ИДЕЯ МЕТАКРИТИКИ ЧИСТОЙ ЛЮБВИ 2

Однако другие крупные философы (например, Х.Ортега-и-Гассет) думали иначе, рассуждая в следующем ключе: поскольку любовь не сводится к удовлетворению чувственности, то она противоположна наслаждению. Да, последнее, конечно, может сопровождать любовь, но «их сущность отличается (например, объект любви может постареть, любовь — нет, она неподвластна времени)».[15] Любовь действительно неподвластна времени, если она есть метафизический Абсолют. В действительности времени подвластно все, даже любовь. Однако, если любовь есть творчество, прорыв к неизвестному, то она граничит с чудом, а в мире чудесного «все иллюзорное действительно», как и обратно: «все действительное  может в нем стать иллюзорным».[16] Миф открыто играет этим свойством. Ведь миф — это форма не только сознания, но и бытия, пусть иллюзорного, но все же бытия. Человек, живущий во власти мифа, не в состоянии критически оценить самого себя и окружающий мир; все свои мысли и чувства он принимает за подлинную реальность.

Отношение к любви, как к чуду, произрастает в результате усиления власти духа над природной связью. Любая персонификация духа ограничивает мощь познавательной и практической деятельности людей. «Иллюзия всесильности персонифицированного духа, — пишет В.А.Андрусенко, — порождается, по-видимому, тем, что человек, даже имея перед собой обоготворенного заместителя духа, продолжает жить по законам самой жизни».[17] Как бы мы ни боготворили любовь, как бы ни верили в ее преобразующую мир силу, все равно мы всегда ждем от любви земного наслаждения, простого человеческого счастья. В противном случае не возникнет иллюзия ее всесильности, никто не будет слагать о ней легенды и мифы.

Наше сознание вынуждено углубляться в саму основу вещей и представлять ее себе. Основа же вещей не есть вещь, но она и не находится в другой вещи, то есть ничем не обусловлена. Если любовь есть нечто безусловное, то представление безусловной, абсолютной общности не имеет  уже чувственного характера. Это — чистое понятие, выходящее за сферу восприятия. Только таким путем, проникая в царство рассудка, мы и освобождаемся от воспринимающего сознания, наиболее всего подверженного иллюзиям.

 

Суркова Н.А. (Стерлитамак)

ДУХ, ЛЮБОВЬ И ТРАНСЦЕНДЕНТАЛЬНОЕ «Я»

Трансцендентальный субъект, или «чистое «Я», не идентичен «духу». Миллионы людей не знакомы ни с «духом» Канта, ни с духовным содержанием гегелевской системы и, тем не менее, есть нечто, что подвигает некоторых из них к творчеству (таким нечто может быть заслуживающее всеобщего уважения имя определенного мыслителя). Можно много говорить о «встрече» различных типов установки сознания, о контактах духовного и бездуховного «Я», но это не дает никакого значительного творческого результата, если теория коммуникативного действия не будет увязываться с понятием  трансцендентального «Я» и его экзистенциальным «ядром».

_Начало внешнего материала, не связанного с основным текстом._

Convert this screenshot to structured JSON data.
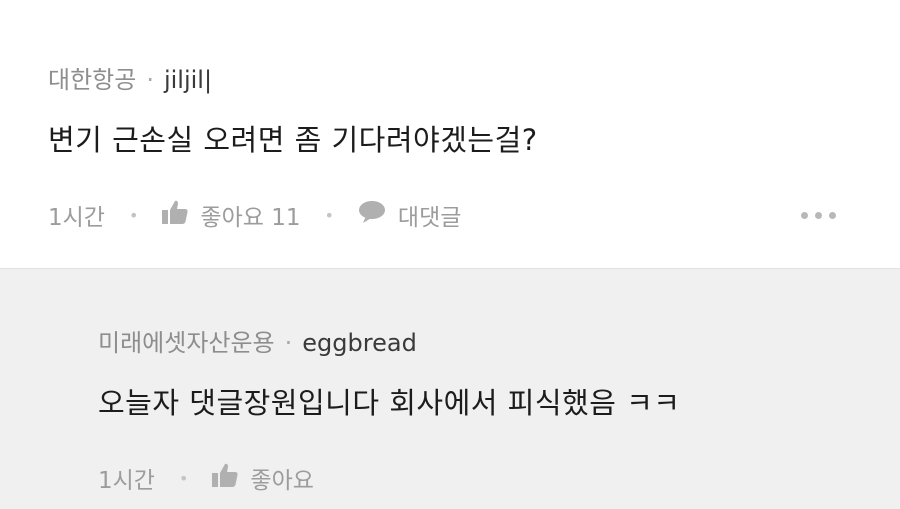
{
  "comment": {
    "company": "대한항공",
    "separator": "·",
    "username": "jiljil|",
    "text": "변기 근손실 오려면 좀 기다려야겠는걸?",
    "time": "1시간",
    "like_label": "좋아요 11",
    "reply_label": "대댓글"
  },
  "reply": {
    "company": "미래에셋자산운용",
    "separator": "·",
    "username": "eggbread",
    "text": "오늘자 댓글장원입니다 회사에서 피식했음 ㅋㅋ",
    "time": "1시간",
    "like_label": "좋아요"
  },
  "icons": {
    "like": "thumbs-up-icon",
    "reply": "speech-bubble-icon",
    "more": "more-dots-icon"
  },
  "colors": {
    "reply_background": "#f0f0f0",
    "meta_text": "#8e8e8e",
    "body_text": "#1c1c1c",
    "icon": "#b0b0b0"
  }
}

Трансцендентальный субъект есть некое «всеобщее сознание», «духовность вообще» (Фихте). И все же в данном определении содержится некоторый элемент неискренности.

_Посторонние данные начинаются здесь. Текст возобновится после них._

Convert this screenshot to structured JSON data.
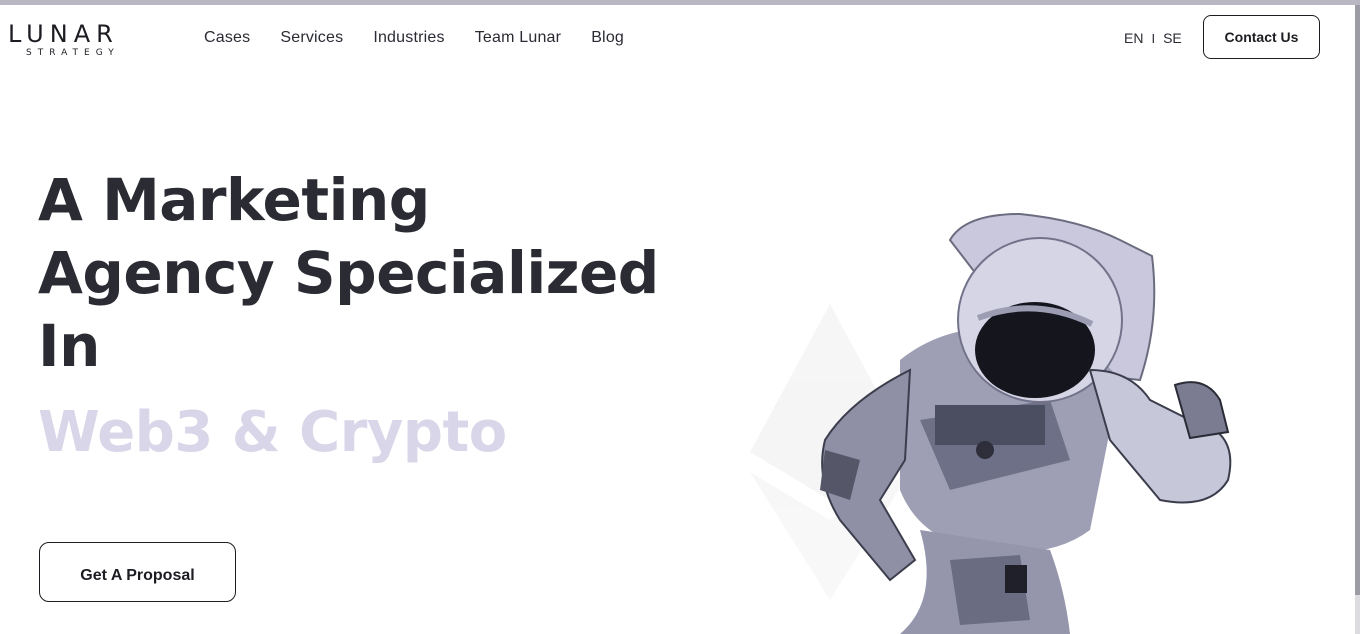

Конечно, категорию «индивидуальности» созидает не понятие «множества», а понятие «всеобщего» или «всеобщности». Но вывод о том, что тот или иной человек есть для меня «один из всех», предполагает на самом деле «остановку» (мы берем это слово в кавычки потому, что оно означает для нас прежде всего понятие). Истина состоит в том, что я не могу, да и не должен стремиться перебрать мысленно всех, чтобы остановиться на каком-то одном существе.  В один прекрасный момент я должен сказать: «Этот человек является для меня «одним из всех», поскольку именно он очаровывает меня своей индивидуальностью настолько, что я не желаю продолжать искать дальше». «Один из всех» — это, следовательно, вызов диктату «всеобщего», или «чистого духа», который есть «бытие-долженствование». Безудержная любовь к будущему человечества перерастает в тоталитарный дух, не знающий никаких «остановок». При этом исчезает не только творческий эрос, но и сама трансцендентальная субъективность вместе с присущей ей экзистенцией (в противном случае «чистый» разум лишается уникальности и превращается в голую рассудительность).

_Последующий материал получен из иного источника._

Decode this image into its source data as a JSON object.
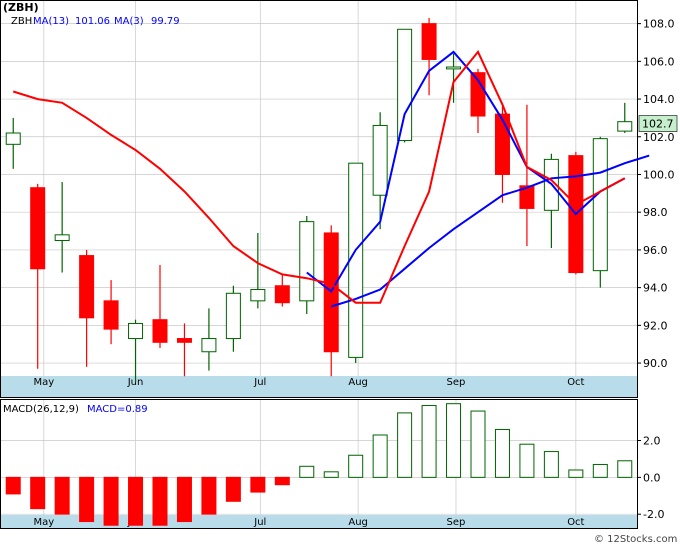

Итак, экзистенциальный уровень «трансцендентального субъекта» указывает на его конечность. Кант и Гегель, безусловно, повлиять на всех не могут, но они создают условия для того, чтобы эпоха окончательно не распалась. Трансцендентальное «Я» не есть, стало быть, нечто предопределенное и неизменное. Оно настраивает человека на то, чем он решил стать.